Plus loin, s’aperçoit l’équipe des sonnets impromptus pour bals, soirées, cabinets particuliers, champs de courses, squares et promenades en voiture … ces sonnets sont vendus depuis cinq francs jusqu’à deux louis pièce, avec la manière de les apprendre par coeur, et les variantes pour les différentes couleurs de chevaux.
L’atelier des sonnets de passion et des sonnets orientaux est plein de femmes ornées et légèrement voilées, dans des poses absolument lascives. Ces femmmes sont séparées des ouvriers par un grand mur de cristal, sans lequel la morale ne saurait être sauvegardée.
Il serait trop long de décrire ici la salle des sonnets décadents, des sonnets rustiques, des sonnets de famille, des sonnets romantiques, des sonnets de Lesbos, et autres.
Les employés attachés à ces différentes spécialités sont soumis à l’amende de 5 francs par hiatus, comme les autres. Ils ont leur dimanche, plus vingt-quatre heures par mois, et un congé de huit jours tous les ans, à l’occasion de la Fête d’Arvers.
Nous traversons très rapidement l’Ecole des Pupilles d’Apollon, qui sont, en quelque sorte, les enfants de troupe de la Poésie, et nous sortons émerveillés.
Je crois que mes lectrices me sauront grè de leur offrir ici même quelques échantillons des produits de cette étonnante manufacture. Le premier appartient à la série des sonnets rustiques, le second fait partie des sonnets d’absinthe.  »

Vesprée d’août

Quand la tomate, au soir, lasse d’avoir rougi,
Fuit le ruisseau jaseur que fréquente l’ablette,
J’aime inscrire des mots commençant par des j
Sur l’ivoire bénin de mes humbles tablettes.
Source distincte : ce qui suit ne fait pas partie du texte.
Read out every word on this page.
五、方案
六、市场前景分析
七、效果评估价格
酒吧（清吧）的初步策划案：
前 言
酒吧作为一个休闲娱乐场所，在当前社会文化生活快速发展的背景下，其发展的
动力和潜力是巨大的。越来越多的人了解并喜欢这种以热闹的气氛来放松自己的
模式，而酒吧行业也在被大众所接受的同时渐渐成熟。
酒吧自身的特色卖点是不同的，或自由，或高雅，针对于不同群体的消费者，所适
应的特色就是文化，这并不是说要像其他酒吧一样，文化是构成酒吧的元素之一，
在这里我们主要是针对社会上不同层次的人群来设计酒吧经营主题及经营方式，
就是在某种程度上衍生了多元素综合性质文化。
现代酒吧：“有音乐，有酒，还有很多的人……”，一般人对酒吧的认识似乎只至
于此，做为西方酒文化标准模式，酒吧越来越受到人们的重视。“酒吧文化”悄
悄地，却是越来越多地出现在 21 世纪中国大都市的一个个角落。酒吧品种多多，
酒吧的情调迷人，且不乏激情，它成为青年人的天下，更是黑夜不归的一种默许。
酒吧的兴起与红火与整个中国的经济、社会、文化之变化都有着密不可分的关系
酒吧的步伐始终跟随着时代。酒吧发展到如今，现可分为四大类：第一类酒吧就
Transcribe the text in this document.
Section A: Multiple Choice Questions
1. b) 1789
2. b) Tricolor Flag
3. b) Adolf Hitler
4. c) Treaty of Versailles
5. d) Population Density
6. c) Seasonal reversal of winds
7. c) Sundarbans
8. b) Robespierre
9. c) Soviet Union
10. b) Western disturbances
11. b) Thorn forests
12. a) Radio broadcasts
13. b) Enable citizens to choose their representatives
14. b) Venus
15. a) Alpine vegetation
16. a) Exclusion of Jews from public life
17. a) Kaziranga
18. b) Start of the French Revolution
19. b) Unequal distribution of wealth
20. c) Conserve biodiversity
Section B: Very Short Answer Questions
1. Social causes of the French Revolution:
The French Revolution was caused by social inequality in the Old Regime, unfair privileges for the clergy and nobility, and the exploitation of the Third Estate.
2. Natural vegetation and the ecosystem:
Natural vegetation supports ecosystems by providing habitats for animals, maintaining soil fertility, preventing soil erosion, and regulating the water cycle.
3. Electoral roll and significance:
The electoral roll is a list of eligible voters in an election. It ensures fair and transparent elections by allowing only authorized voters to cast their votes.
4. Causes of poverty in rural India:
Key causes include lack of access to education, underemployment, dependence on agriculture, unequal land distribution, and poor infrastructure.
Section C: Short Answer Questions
Parfois je vais errer sur le vieux tertre où gît
Le souvenir dolent des pauvres poires blettes,
Et puis je m’en reviens, tranquille, en mon logis
Où mon petit-neveu tardivement goblette.

Alors, si le dîner n’est pas encore cuit,
Je décroche un fusil et je mange un biscuit
Avec mon perroquet sur le pas de ma porte;

Je laisse au lendemain son air mystérieux,
Et mon esprit flâneur suit à travers les cieux
Le rêve qui troubla l’âme du vieux cloporte.